Reviews

The Tempest (Bath)

Adrian Noble’s production of The Tempest, first seen at 2011’s San Diego Shakespeare Festival, is one of the most accessible and heart-warming interpretations to come to the modern stage.

Accepted asShakespeare’s last work, it shows usurped Duke Prospero and daughter MIranda living on a magical island with spirits and monsters. Twelve years on, Prospero creates a tempest that shipwrecks his usurping brother and the King’s retinue onto the island, allowing him to rebalance the books and marry his daughter to the King’s son. By the end, forgiveness and harmony are the order of the day.

Perhaps nodding to speculation that Shakespeare originally planned a musical, there are several big “numbers” here – songs familiar and new. Like other elements of the production, [Shaun Davey’s score is filmic, the music a character in its own right.

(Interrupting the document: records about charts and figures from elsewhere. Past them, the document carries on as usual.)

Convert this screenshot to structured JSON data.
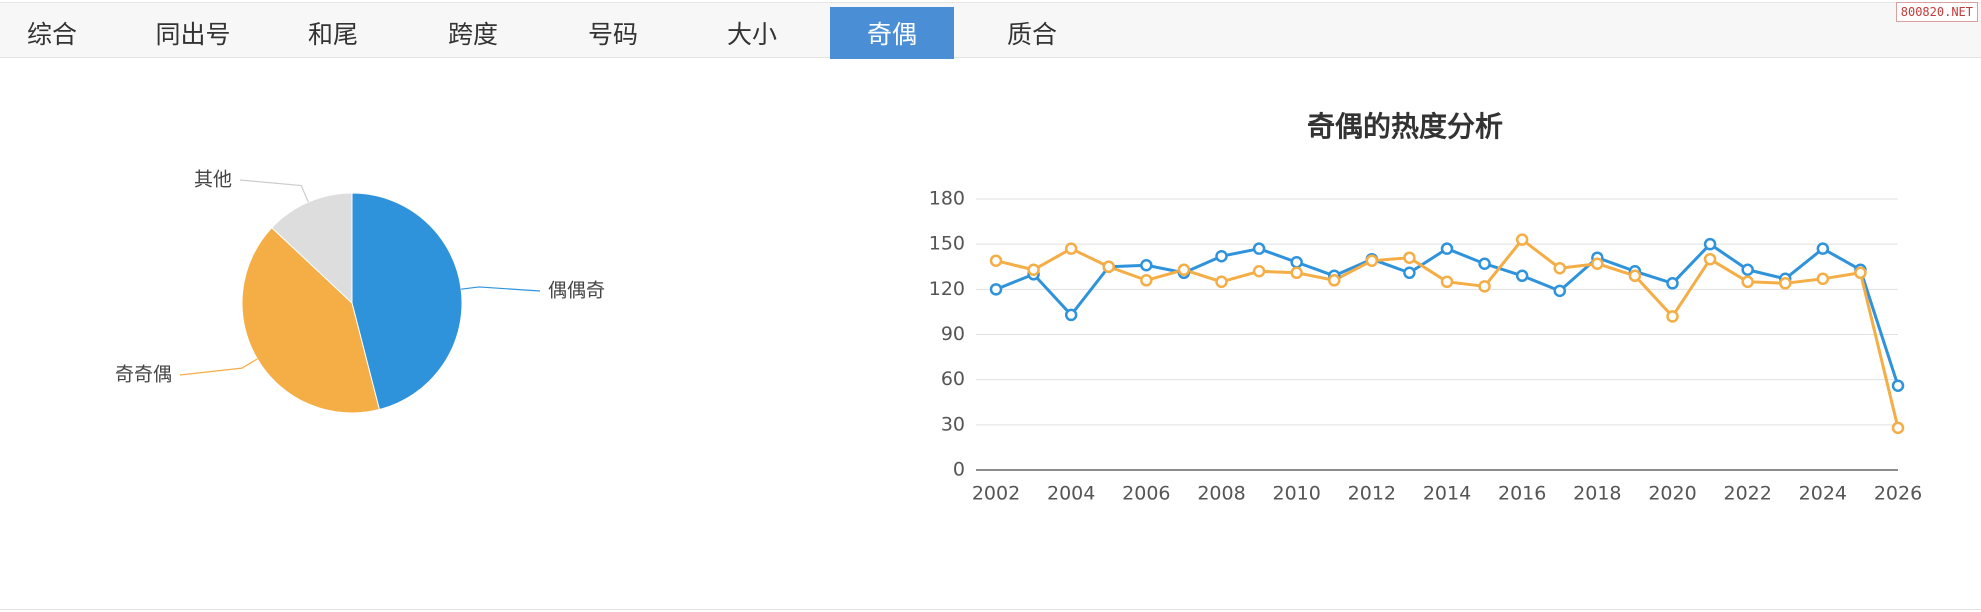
{
  "tabs": [
    {
      "label": "综合",
      "active": false
    },
    {
      "label": "同出号",
      "active": false
    },
    {
      "label": "和尾",
      "active": false
    },
    {
      "label": "跨度",
      "active": false
    },
    {
      "label": "号码",
      "active": false
    },
    {
      "label": "大小",
      "active": false
    },
    {
      "label": "奇偶",
      "active": true
    },
    {
      "label": "质合",
      "active": false
    }
  ],
  "watermark": "800820.NET",
  "chart_data": [
    {
      "type": "pie",
      "title": "",
      "slices": [
        {
          "label": "偶偶奇",
          "value": 46,
          "color": "#2f93dc"
        },
        {
          "label": "奇奇偶",
          "value": 41,
          "color": "#f5ad45"
        },
        {
          "label": "其他",
          "value": 13,
          "color": "#dddddd"
        }
      ]
    },
    {
      "type": "line",
      "title": "奇偶的热度分析",
      "xlabel": "",
      "ylabel": "",
      "ylim": [
        0,
        180
      ],
      "yticks": [
        0,
        30,
        60,
        90,
        120,
        150,
        180
      ],
      "xticks": [
        2002,
        2004,
        2006,
        2008,
        2010,
        2012,
        2014,
        2016,
        2018,
        2020,
        2022,
        2024,
        2026
      ],
      "grid": true,
      "x": [
        2002,
        2003,
        2004,
        2005,
        2006,
        2007,
        2008,
        2009,
        2010,
        2011,
        2012,
        2013,
        2014,
        2015,
        2016,
        2017,
        2018,
        2019,
        2020,
        2021,
        2022,
        2023,
        2024,
        2025,
        2026
      ],
      "series": [
        {
          "color": "#2f93dc",
          "values": [
            120,
            130,
            103,
            135,
            136,
            131,
            142,
            147,
            138,
            129,
            140,
            131,
            147,
            137,
            129,
            119,
            141,
            132,
            124,
            150,
            133,
            127,
            147,
            133,
            56
          ]
        },
        {
          "color": "#f5ad45",
          "values": [
            139,
            133,
            147,
            135,
            126,
            133,
            125,
            132,
            131,
            126,
            139,
            141,
            125,
            122,
            153,
            134,
            137,
            129,
            102,
            140,
            125,
            124,
            127,
            131,
            28
          ]
        }
      ]
    }
  ]
}
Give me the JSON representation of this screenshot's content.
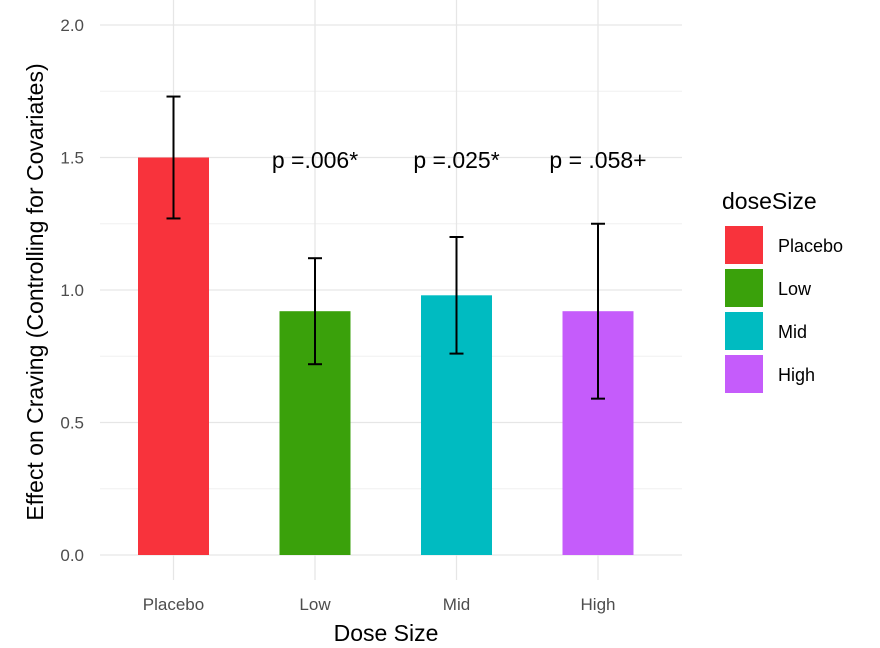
{
  "chart_data": {
    "type": "bar",
    "categories": [
      "Placebo",
      "Low",
      "Mid",
      "High"
    ],
    "values": [
      1.5,
      0.92,
      0.98,
      0.92
    ],
    "error_low": [
      1.27,
      0.72,
      0.76,
      0.59
    ],
    "error_high": [
      1.73,
      1.12,
      1.2,
      1.25
    ],
    "colors": [
      "#F8333C",
      "#3AA10B",
      "#00BBC1",
      "#C55CFB"
    ],
    "annotations": [
      "",
      "p =.006*",
      "p =.025*",
      "p = .058+"
    ],
    "xlabel": "Dose Size",
    "ylabel": "Effect on Craving (Controlling for Covariates)",
    "ylim": [
      0,
      2.0
    ],
    "yticks": [
      0.0,
      0.5,
      1.0,
      1.5,
      2.0
    ],
    "ytick_labels": [
      "0.0",
      "0.5",
      "1.0",
      "1.5",
      "2.0"
    ],
    "grid": true,
    "legend": {
      "title": "doseSize",
      "position": "right",
      "entries": [
        "Placebo",
        "Low",
        "Mid",
        "High"
      ]
    }
  }
}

Tim Pigott-Smith is a kindly, sympathetic Prospero: a gentle (rather than jealous) god, and loving father, majestic and enjoyable. Iris Roberts claims Miranda for her own – no whimsy here; rather a woman free of courtly nicety, honest, fair and, it feels, true to Shakespeare’s intention. Comic duo Trinculo and Stephano are beautifully pitched: Geoffrey Freshwater’s Stephano is spot-on as the butler-cum-god and Mark Hadfield as Trinculo is a master of the comic tightrope, himself usurped in friendship and status by Matt Ryan’s Caliban.

Ralph Funicello’s set and Alan Burrett’s lighting combine with the soundscape to lull you into a dream-like glow, a blue hue of synaptic magic, where spirits will play and whence – ultimately – humans must go.

This is a show for the whole family, with no dark corners, but plenty of humanity.